Thursday, 10 July 2014


The National Library Board has stood firm on the removal of three children books from their shelves namely And Tango Makes Three, The White Swan Express, and Who’s In My Family.  The books were removed as a result of an email complaint from a parent about the contents of these books being not pro-family.

The stage is set for a confrontation between pro-family and pro-LGBT groups of people in Singapore.  Pro-family group We Are Against Pink Dot in Singapore are urging its members to scrutinize NLB's catalogue for unsuitable titles and notify NLB to remove them.  On the opposing side newly formed  Singapore's Parents Against Library Censorship is organizing an event this Sunday at the National Library premises in protest against the removal of the books.

Local writers, bloggers, and supporters of LGBT are coming out in force to register their displeasure over the books' removal.  It's plain simple they said : "If parents find the books objectionable, just don't borrow.  You don't have to remove them wholesale to deprive others their accesses and rights to such books."  and they do have a point.

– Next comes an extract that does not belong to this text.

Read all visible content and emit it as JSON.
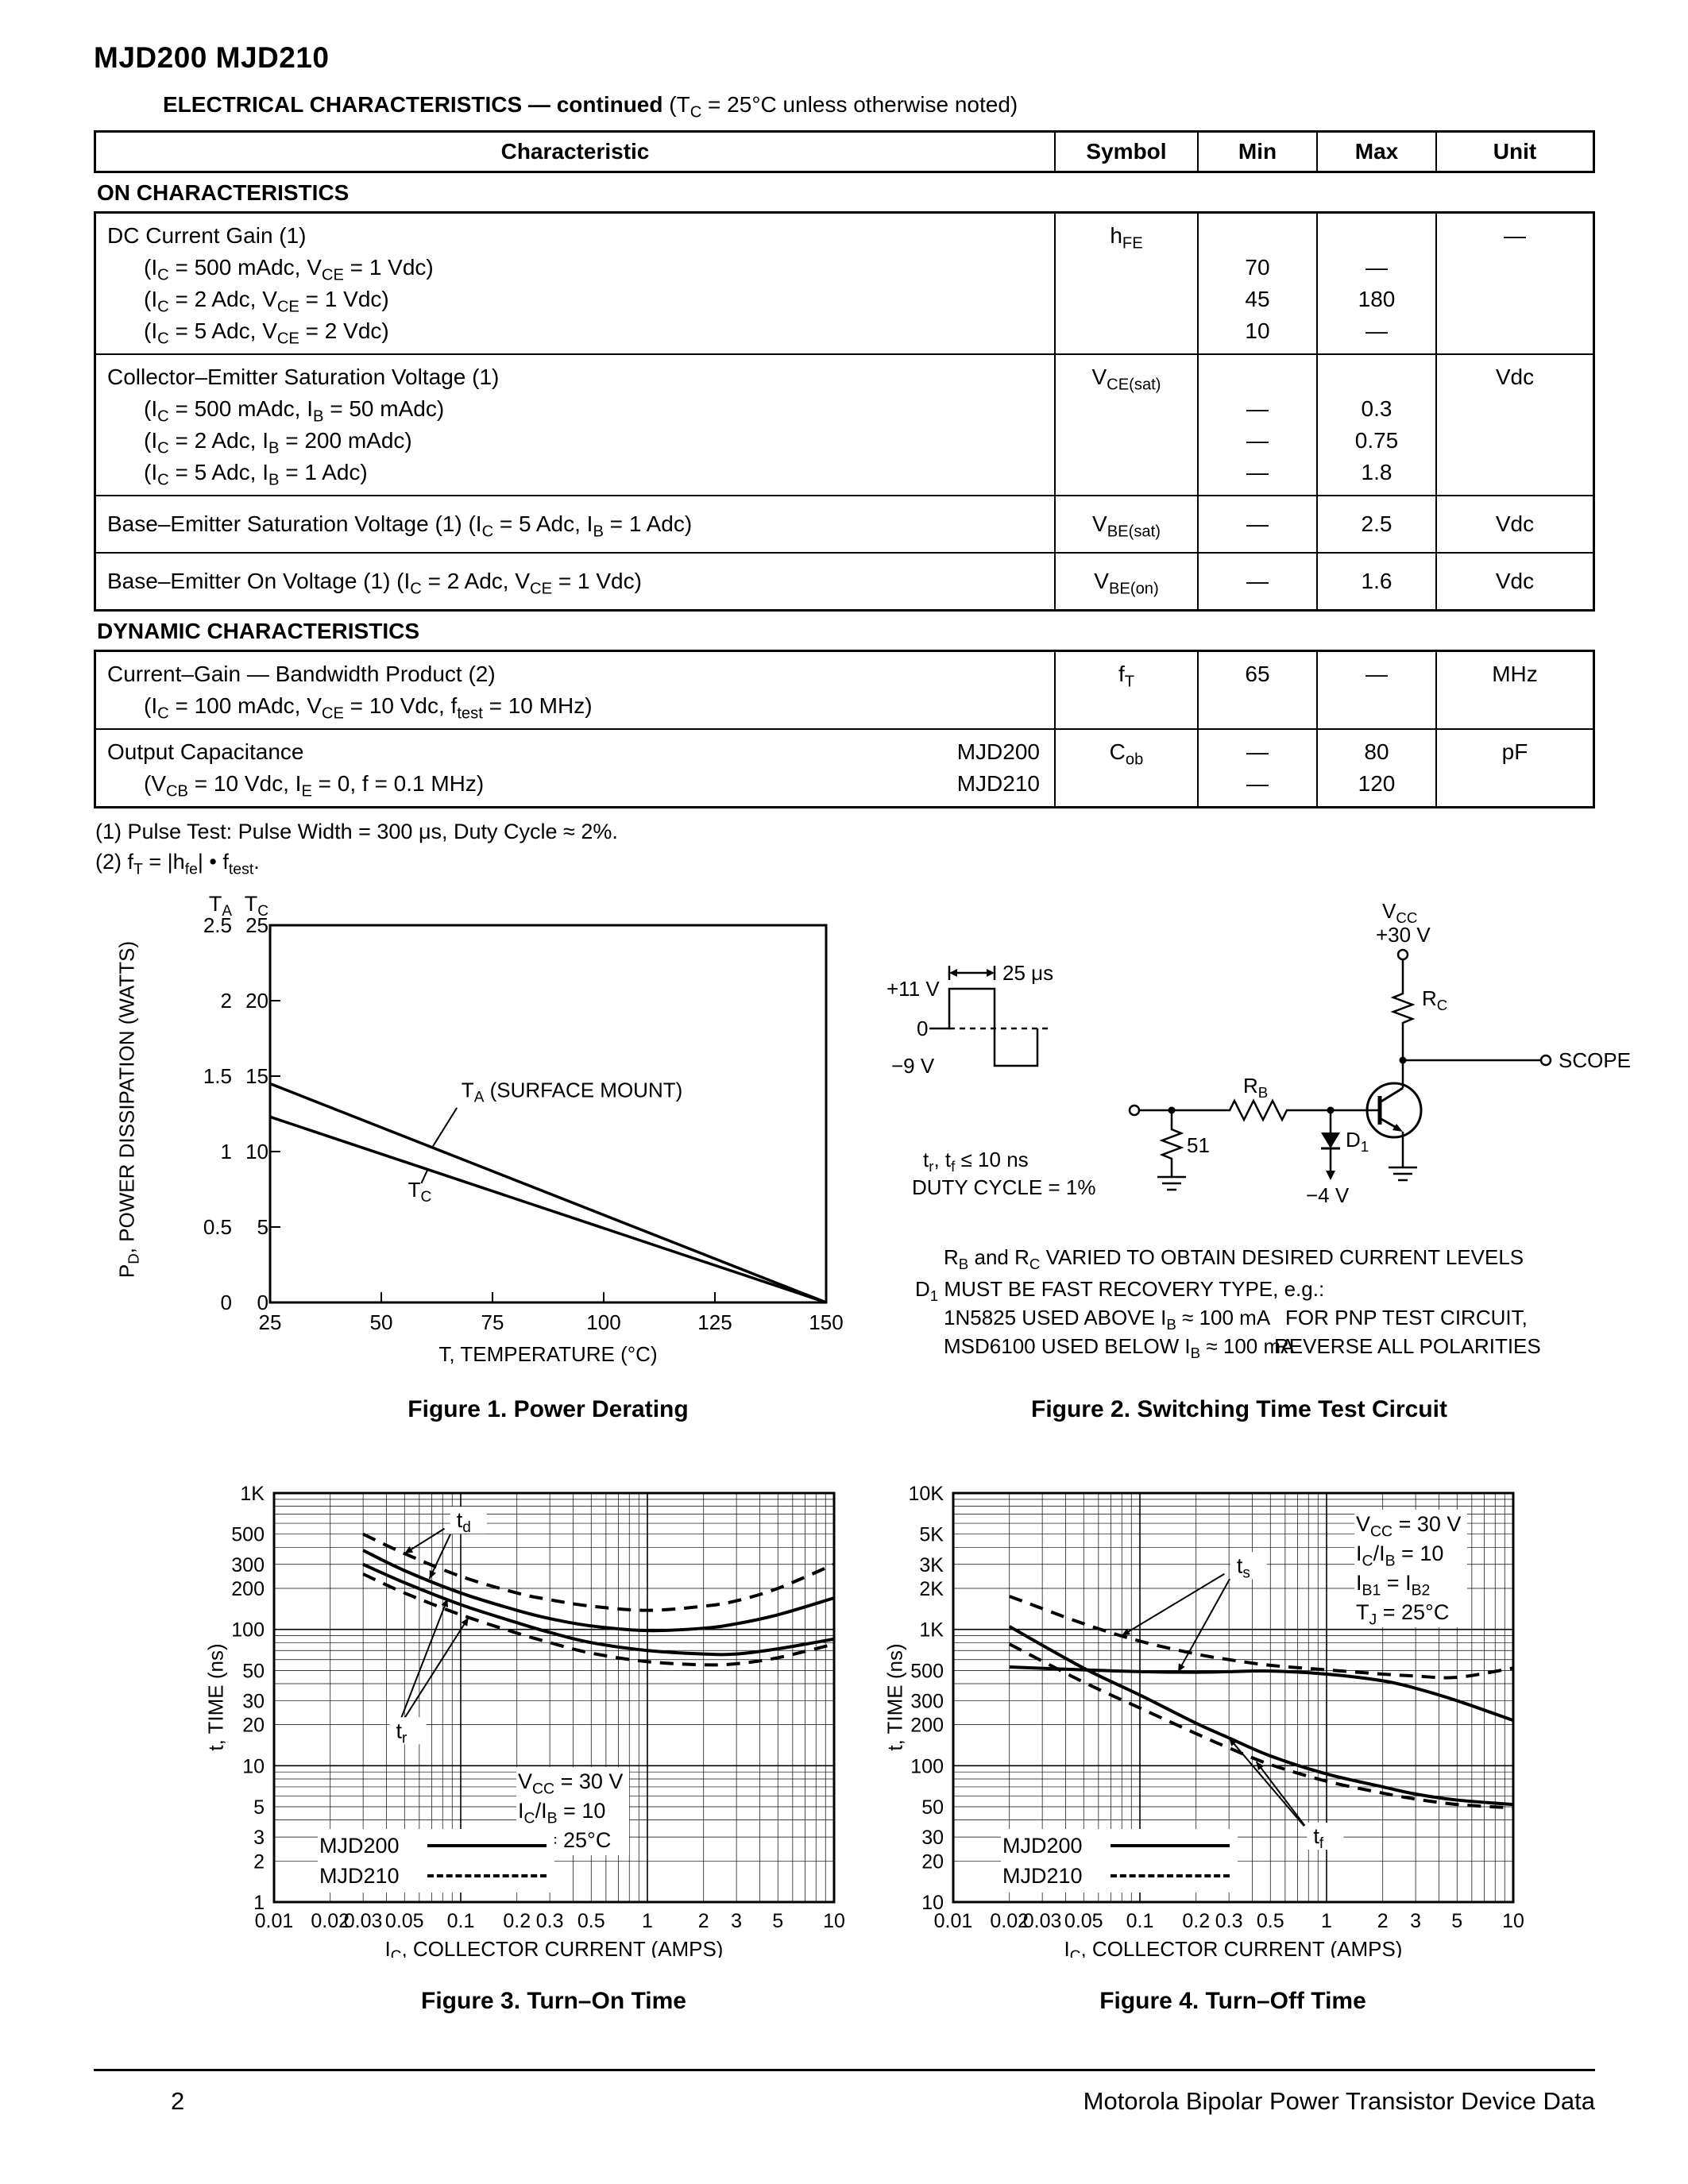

Pro-family Singaporeans have no case to ask NLB to remove the books in view that the NLB's role is to provide as wide and diverse a spectrum of information for Singaporeans who depend on it as a hub for intellectual resources.

It is definitely a lost case if the books are meant for grown ups except that these are for children, and children are often encouraged to visit the libraries unaccompanied, and choose their own books to borrow.  Many parents also lack the ability to scrutinize the kind of books and had trusted the expertise of NLB staffs that books made available to children are appropriate for reading within that age group.  

It is absolutely onerous on the part of the NLB to ensure that materials made available to children are consistent to their ability to understand and discern.  An argument by one parent that she has no problem allowing her kids access to LGBT materials is understandably out of sync with reasonable parenting.

Here diversity seems to be the key point of contention between the groups.  There are certain assumptions that our society is overly conservative in every aspects and not just that, it refuses to accept and embrace fresh perspectives of what an open and diverse society should become of. 

I have always known diversity to be a good thing, and it should flourished.  But if diversity is bringing us one against another, either we have the concept of diversity all wrong or the way we go about it is wrong.